How to Answer the Job Interview Question: Describe Your Ideal Work Environment
When hiring managers ask about your ideal work environment, they’re trying to figure out if you’ll be a good fit for the job and the organization. Here’s what they want to hear.
Job seekers and employers alike care a lot about cultural fit, so when you’re asked in a job interview to describe your ideal work environment, you can be sure everyone in the room is interested in what you have to say. According to one survey, 88% of recruiters said cultural fit is important when assessing job candidates. Likewise, job seekers want to find a work environment that suits their personality and work preferences, says executive coach and HR consultant Paul Thallner. In fact, 73% of respondents to a recent Monster survey said they have left at least one job that wasn’t the right fit for them.

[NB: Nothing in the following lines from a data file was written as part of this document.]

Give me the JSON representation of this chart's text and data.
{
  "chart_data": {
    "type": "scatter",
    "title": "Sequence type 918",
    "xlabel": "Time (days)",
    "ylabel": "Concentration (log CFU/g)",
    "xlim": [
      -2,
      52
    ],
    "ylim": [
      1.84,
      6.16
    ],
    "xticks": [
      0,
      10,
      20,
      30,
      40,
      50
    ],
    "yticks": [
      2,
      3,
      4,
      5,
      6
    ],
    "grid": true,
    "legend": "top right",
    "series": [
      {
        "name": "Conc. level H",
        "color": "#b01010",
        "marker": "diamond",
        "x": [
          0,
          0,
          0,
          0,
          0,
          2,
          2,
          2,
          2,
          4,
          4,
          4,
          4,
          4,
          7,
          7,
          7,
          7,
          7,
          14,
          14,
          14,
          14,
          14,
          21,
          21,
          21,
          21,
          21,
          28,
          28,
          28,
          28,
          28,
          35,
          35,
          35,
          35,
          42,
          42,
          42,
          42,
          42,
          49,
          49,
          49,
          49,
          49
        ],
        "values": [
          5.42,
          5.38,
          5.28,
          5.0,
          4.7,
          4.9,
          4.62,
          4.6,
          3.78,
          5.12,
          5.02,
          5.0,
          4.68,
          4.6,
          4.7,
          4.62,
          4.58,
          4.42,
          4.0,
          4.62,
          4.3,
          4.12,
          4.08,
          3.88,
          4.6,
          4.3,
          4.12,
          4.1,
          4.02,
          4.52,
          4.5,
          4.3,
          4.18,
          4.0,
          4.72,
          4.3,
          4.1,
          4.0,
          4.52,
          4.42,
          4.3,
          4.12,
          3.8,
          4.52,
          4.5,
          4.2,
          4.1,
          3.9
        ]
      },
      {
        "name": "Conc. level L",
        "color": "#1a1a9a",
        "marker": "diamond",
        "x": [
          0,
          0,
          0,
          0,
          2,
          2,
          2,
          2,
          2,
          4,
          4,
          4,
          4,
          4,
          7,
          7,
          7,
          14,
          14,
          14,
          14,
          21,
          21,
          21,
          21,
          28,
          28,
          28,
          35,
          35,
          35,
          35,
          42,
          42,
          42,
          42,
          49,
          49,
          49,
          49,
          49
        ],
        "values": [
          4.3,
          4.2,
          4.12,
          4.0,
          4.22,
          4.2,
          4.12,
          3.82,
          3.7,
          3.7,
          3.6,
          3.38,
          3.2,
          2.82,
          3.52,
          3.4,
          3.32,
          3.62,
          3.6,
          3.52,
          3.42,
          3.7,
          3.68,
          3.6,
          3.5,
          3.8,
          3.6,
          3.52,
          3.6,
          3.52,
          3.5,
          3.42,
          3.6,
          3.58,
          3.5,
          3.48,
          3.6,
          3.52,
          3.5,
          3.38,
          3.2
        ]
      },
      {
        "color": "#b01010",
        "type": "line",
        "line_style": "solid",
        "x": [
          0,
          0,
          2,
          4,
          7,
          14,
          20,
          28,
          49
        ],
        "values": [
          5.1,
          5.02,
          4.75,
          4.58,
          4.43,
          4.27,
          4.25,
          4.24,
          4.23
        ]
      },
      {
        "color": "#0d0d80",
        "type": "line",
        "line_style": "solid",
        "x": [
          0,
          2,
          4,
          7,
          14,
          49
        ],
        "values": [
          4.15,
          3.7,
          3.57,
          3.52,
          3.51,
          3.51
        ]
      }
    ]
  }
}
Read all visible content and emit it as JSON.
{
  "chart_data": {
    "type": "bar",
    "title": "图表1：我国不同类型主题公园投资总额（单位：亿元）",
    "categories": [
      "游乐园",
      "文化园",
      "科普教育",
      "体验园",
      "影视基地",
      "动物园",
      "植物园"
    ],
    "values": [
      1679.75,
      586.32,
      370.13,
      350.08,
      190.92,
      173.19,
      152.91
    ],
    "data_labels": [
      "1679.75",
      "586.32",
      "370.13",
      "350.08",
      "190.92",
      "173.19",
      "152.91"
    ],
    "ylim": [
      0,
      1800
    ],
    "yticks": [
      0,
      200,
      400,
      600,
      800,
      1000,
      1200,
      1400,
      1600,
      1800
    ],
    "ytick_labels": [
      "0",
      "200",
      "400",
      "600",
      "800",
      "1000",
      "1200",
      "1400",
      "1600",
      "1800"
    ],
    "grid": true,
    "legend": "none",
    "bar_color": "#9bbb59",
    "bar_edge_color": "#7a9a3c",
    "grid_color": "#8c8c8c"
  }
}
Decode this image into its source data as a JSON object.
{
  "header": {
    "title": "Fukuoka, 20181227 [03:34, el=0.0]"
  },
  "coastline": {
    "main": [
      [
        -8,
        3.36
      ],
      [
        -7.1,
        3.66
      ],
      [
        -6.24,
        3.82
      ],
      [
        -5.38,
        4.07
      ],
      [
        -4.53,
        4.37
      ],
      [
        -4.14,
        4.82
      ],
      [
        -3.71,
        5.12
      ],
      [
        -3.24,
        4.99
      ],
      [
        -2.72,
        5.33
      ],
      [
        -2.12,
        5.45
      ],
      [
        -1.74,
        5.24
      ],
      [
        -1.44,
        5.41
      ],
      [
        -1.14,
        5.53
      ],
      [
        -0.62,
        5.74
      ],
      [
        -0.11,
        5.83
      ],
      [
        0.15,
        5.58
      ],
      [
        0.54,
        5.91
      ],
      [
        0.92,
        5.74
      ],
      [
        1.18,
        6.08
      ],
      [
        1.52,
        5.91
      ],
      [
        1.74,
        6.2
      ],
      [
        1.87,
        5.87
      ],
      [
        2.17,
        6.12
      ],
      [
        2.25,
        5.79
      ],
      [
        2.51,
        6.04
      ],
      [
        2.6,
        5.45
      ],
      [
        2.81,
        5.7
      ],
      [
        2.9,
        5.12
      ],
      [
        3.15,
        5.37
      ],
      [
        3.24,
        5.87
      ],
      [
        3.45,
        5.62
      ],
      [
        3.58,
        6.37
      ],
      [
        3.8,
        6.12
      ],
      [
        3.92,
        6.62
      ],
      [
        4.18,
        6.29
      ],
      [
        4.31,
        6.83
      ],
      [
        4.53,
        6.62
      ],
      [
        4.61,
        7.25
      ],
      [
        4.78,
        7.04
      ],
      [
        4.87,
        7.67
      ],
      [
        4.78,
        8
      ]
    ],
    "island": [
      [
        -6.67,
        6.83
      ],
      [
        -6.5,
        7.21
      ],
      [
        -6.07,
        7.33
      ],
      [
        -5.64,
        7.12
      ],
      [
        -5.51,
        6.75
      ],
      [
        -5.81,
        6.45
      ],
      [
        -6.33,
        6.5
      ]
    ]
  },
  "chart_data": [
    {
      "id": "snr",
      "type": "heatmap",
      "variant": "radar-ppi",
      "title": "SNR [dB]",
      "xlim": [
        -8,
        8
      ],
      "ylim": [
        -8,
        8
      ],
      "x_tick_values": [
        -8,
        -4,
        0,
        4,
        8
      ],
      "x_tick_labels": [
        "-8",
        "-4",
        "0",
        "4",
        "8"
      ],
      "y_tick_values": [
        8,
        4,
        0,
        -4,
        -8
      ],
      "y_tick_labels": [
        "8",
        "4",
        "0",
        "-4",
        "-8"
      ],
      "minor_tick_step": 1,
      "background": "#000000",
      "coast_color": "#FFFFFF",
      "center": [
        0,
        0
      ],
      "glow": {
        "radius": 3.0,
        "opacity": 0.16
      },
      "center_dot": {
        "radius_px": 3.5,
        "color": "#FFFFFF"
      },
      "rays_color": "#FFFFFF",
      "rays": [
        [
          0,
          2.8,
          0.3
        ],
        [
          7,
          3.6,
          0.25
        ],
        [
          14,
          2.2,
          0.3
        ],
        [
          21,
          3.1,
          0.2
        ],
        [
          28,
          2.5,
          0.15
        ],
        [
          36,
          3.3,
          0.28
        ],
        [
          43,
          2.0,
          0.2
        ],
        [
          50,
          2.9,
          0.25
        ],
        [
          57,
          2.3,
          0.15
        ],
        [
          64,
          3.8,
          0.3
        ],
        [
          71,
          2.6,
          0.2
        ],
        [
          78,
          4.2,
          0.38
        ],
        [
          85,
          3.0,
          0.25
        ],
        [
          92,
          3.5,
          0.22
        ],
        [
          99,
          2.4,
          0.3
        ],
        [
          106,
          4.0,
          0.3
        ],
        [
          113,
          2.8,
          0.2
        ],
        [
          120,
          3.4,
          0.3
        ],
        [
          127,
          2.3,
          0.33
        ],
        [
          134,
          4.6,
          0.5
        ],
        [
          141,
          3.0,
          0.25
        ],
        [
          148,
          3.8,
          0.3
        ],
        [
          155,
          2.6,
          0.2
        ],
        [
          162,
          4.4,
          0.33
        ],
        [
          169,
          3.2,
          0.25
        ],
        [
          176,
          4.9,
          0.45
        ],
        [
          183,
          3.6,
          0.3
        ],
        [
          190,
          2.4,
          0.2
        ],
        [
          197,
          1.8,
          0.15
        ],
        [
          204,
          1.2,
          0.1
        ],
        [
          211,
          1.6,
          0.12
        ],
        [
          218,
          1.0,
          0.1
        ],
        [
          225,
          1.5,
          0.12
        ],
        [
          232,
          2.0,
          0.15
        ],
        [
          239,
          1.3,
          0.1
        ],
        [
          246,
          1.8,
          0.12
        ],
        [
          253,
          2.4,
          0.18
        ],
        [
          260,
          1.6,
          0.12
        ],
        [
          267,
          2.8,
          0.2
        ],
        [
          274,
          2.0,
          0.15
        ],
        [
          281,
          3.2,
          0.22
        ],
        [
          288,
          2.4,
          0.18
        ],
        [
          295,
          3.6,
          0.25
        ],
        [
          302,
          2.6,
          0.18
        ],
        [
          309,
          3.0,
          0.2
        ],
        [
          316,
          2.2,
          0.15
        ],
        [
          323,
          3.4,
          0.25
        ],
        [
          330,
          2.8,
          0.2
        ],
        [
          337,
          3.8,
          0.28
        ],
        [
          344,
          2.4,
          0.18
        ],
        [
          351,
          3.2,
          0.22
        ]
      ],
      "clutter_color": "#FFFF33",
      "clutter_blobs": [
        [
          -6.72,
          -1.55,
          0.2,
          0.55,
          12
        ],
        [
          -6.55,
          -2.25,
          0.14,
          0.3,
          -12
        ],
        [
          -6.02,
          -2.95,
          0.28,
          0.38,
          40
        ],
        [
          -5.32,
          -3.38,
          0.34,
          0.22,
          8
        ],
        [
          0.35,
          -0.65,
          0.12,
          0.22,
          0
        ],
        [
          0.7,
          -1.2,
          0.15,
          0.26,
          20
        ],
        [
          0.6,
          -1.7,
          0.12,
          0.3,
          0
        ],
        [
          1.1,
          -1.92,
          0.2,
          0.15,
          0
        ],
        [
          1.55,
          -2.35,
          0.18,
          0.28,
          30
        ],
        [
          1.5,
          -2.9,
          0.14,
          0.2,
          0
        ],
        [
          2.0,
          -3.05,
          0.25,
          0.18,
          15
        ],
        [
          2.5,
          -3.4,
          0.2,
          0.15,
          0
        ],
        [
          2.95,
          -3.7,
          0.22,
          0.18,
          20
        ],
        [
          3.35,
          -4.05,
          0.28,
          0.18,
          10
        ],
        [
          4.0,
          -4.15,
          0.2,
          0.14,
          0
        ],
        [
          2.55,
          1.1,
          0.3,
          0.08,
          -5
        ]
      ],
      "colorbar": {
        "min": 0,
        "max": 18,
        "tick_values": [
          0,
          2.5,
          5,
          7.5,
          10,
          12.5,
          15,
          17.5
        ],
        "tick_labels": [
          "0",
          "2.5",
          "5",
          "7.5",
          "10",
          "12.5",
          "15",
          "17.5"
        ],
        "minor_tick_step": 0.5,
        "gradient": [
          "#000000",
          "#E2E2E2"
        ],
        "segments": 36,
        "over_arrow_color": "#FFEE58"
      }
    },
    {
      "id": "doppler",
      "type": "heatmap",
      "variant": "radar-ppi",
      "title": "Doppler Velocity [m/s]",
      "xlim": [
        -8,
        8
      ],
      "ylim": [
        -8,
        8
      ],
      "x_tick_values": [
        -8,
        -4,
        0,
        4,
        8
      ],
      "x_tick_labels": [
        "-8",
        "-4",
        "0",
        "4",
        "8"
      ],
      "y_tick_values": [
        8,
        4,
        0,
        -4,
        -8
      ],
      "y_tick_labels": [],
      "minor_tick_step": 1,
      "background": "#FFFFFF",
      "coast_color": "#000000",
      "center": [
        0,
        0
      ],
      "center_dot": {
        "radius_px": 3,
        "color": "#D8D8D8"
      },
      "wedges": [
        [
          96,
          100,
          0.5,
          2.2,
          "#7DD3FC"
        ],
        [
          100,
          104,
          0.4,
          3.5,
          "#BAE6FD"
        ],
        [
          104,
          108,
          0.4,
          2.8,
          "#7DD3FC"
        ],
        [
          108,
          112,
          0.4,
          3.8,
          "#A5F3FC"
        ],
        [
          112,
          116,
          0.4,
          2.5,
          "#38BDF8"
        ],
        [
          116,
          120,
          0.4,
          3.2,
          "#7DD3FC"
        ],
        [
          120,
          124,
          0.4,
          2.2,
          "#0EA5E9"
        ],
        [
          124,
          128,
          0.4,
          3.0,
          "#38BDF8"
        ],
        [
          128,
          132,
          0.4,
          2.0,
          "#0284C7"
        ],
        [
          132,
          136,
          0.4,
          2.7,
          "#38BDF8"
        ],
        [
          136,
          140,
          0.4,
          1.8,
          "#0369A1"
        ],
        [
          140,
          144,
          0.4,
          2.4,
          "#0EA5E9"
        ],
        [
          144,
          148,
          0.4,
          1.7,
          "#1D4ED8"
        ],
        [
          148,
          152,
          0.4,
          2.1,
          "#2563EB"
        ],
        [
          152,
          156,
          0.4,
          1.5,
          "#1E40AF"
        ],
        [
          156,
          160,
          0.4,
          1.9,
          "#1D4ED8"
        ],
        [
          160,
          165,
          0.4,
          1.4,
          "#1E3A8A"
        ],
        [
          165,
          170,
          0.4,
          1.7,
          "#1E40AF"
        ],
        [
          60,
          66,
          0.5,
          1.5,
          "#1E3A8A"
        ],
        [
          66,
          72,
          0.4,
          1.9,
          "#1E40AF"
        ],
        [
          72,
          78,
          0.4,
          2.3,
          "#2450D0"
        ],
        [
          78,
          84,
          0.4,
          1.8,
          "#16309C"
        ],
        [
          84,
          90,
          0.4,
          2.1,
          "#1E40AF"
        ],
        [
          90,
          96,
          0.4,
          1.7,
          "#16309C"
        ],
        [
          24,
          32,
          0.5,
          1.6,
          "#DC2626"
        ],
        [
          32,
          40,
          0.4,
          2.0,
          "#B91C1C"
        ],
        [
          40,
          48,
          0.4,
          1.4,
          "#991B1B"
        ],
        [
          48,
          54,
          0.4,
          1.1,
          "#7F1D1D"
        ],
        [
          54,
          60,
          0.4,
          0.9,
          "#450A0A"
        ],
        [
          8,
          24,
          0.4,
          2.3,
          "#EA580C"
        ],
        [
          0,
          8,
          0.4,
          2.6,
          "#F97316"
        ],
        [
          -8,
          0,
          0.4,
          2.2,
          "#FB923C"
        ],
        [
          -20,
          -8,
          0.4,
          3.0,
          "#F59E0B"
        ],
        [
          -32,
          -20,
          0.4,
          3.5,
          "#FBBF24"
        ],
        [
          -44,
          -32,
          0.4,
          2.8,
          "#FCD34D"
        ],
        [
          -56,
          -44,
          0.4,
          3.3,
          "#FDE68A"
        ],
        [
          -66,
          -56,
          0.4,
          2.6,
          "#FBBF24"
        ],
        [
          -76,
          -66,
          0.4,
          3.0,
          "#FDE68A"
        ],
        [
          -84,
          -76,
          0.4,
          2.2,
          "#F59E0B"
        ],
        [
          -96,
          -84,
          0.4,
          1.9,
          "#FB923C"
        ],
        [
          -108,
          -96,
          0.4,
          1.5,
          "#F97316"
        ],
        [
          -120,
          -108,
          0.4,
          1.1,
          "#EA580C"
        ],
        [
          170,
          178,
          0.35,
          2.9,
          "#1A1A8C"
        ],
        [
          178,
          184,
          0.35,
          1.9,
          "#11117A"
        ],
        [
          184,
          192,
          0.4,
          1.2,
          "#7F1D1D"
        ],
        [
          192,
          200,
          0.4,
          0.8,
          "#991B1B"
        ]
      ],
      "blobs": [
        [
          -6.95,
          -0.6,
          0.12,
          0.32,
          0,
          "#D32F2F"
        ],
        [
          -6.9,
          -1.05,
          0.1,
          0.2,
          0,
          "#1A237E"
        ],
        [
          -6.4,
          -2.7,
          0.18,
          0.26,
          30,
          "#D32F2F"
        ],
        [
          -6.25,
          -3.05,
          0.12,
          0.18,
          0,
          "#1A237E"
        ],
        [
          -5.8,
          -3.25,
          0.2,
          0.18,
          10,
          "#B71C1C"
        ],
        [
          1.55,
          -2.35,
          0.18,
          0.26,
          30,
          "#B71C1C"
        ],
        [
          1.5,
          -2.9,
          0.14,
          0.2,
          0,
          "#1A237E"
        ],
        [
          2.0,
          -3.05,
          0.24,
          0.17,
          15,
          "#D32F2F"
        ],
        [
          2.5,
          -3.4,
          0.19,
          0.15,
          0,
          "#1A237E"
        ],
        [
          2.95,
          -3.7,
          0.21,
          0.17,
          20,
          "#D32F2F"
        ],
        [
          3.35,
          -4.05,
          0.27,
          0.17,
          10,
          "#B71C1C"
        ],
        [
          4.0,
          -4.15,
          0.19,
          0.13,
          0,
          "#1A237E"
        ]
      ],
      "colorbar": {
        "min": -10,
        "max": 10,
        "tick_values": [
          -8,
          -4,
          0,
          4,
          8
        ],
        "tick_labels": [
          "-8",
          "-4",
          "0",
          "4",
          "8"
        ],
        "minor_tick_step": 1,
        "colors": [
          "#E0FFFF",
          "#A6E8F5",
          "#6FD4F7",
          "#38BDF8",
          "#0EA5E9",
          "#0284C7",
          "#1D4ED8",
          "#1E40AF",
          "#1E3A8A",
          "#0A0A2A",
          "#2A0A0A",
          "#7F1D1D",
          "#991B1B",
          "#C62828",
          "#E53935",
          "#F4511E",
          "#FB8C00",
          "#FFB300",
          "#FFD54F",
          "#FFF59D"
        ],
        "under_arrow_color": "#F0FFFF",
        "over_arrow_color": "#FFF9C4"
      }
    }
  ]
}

Knowing the type of work environment that allows you to thrive is half the battle. You also have to know how to answer the question without unintentionally knocking yourself out of the running for the job. Take these steps to prepare a well-crafted answer.
Do your research
Many hiring managers pose this question to candidates as a litmus test to see how well you’d fit into the organization, says Thea Kelley, a job search coach and author of Get That Job! The Quick and Complete Guide to a Winning Interview. “Look for overlap between what you want out of a company culture and what the company offers,” she says.
To do that, you’ll have to thoroughly research your prospective employer, which requires looking beyond the company’s website (though that’s a good starting point). “You need to dig deeper,” says Mark Moyer, career coach and business strategist at New York City–based Compass Points Advisors.
These six sources can offer great insight into a company’s culture:
- The company’s social media. Pay particular attention to the tone, “which can give you a good feel for the organization’s vibe,” Kelley says.
- Current employees. Talk to two to three workers at the company to get an insider’s perspective on what it’s like to work there, says Moyer, who recommends asking mutual connections to make introductions for you. If you don’t have any shared connections, tap into your college’s alumni database, advises job interview coach Bill Cole. Though you can certainly ask employees questions over email, meeting with them in person can help you cement relationships.
- YouTube. To take advantage of this often under-utilized resource, “punch in the names of key players at the company, and see what they say during media interviews,” Cole suggests. “Oftentimes, executives will talk about company culture. Then, you can mention that you saw the interview when you sit down with the hiring manager.”
- Press releases. A quick google search can provide a look at what the company’s current initiatives and challenges are.
- Company reviews on Monster. See what former employees have to say about working there. The caveat? One or two negative reviews isn’t cause for concern—after all, chances are good there will always be a couple disgruntled employees—but if you see an overwhelming number of negative reviews, take them as a warning sign, says Chrissy Scivicque, career coach and founder of EatYourCareer.com.
- The job description. Job postings can help you glean information about a company’s work environment. Some job descriptions even describe what the organization’s culture is like, making your job a whole lot easier.
Show you’ve done your homework
Once you’ve done the legwork, it’s time to apply your newfound knowledge during the job interview. When you’re asked to describe your ideal work environment, your ultimate goal is to highlight the fact that you’ve researched the company and understand its culture.
Let’s say you want to work in a collaborative environment. In that case, you might say to the hiring manager, “From talking to a few employees here, I discovered that your organization prides itself on having a family atmosphere, where peers work closely together. I thrive in those kinds of environments. Does that match up with the way things work here?”
Remember, though, your core values should align with the company’s mission (e.g., “I want to work for a company that cares about giving back to the community, and that’s why I’m so interested in this opportunity.”). “If your ideal work environment is nothing like what you found out about the company, you need to carefully consider whether you really want to work there,” Kelley says.
Moreover, only focus on describing the kind of work environment you want—not what you don’t want, says Kelley. So, instead of saying, “I don’t want to work for a company with a lot of micromanagement,” a better frame way to frame that would be to say, “I’m a self-starter, so I’m looking for some autonomy.”